Oleh: Tutik N. Jannah
Bekerja sesungguhnya merupakan salah satu bentuk rasa syukur manusia atas nikmat kesehatan badan dan juga pikiran yang diberikan Alloh SWT. Sebab ketika bekerja, seseorang akan menggerakkan raga dan otak yang dimilikinya. Dengan menggerakkan raga dan otak yang dianugerahkan Tuhan, artinya seseorang telah berusaha mensyukuri nikmat dengan memaksimalkan fungsi dan kegunaannya demi kemanfaatan yang lebih besar.
Banyak orang berfikir bahwa kaya dan bekerja merupakan satu kesatuan. Pikiran ini kemudian mendorong asumsi bahwa menjadi kaya merupakan tujuan utama dalam bekerja. Akibatnya, jika seseorang merasa telah bekerja, namun tidak juga menjadi kaya, maka rasa kecewalah yang akan meliputinya. Kecewa kepada manusia di sekelilingnya atau pada apapun yang menurutnya menjadi penghalang untuk menjadi kaya.
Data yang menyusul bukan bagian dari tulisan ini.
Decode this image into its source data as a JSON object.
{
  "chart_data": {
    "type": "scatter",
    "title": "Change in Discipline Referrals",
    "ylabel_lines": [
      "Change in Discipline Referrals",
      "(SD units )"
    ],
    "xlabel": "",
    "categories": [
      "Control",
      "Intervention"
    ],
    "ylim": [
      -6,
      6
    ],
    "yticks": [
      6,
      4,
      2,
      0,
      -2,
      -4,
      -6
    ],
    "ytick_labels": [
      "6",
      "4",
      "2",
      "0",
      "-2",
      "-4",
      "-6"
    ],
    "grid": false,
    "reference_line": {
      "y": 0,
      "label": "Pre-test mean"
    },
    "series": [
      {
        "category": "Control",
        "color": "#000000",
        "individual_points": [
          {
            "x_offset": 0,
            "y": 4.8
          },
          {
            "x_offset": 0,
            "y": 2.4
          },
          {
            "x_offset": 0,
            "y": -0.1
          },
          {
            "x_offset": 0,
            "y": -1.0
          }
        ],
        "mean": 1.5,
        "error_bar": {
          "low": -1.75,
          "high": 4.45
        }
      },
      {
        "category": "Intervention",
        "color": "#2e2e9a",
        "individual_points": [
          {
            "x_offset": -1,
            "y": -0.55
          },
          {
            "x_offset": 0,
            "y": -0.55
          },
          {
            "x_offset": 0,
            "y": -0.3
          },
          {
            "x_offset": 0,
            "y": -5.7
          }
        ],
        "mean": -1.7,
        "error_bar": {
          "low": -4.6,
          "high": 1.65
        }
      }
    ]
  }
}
Kaya seharusnya bukanlah tujuan utama dalam bekerja. Kaya dalam artian melimpahnya harta yang dimiliki seseorang sesungguhnya tidak akan pernah mencapai makna dalam arti sesungguhnya. Kepuasan menjadi kaya tidak akan didapatkan jika seseorang melulu mengejar target kelimpahan harta. Sebab, seberapapun banyak uang yang dimiliki, pasti akan ada orang lain yang memiliki lebih banyak harta. Semakin lama bekerja demi menjadi kaya, maka semakin kekurangan yang dirasakan. Sebab sudah jamak terjadi, bahwa kian banyak harta yang dimiliki akan kian banyak pula kebutuhan yang dirasa belum dapat terpenuhi.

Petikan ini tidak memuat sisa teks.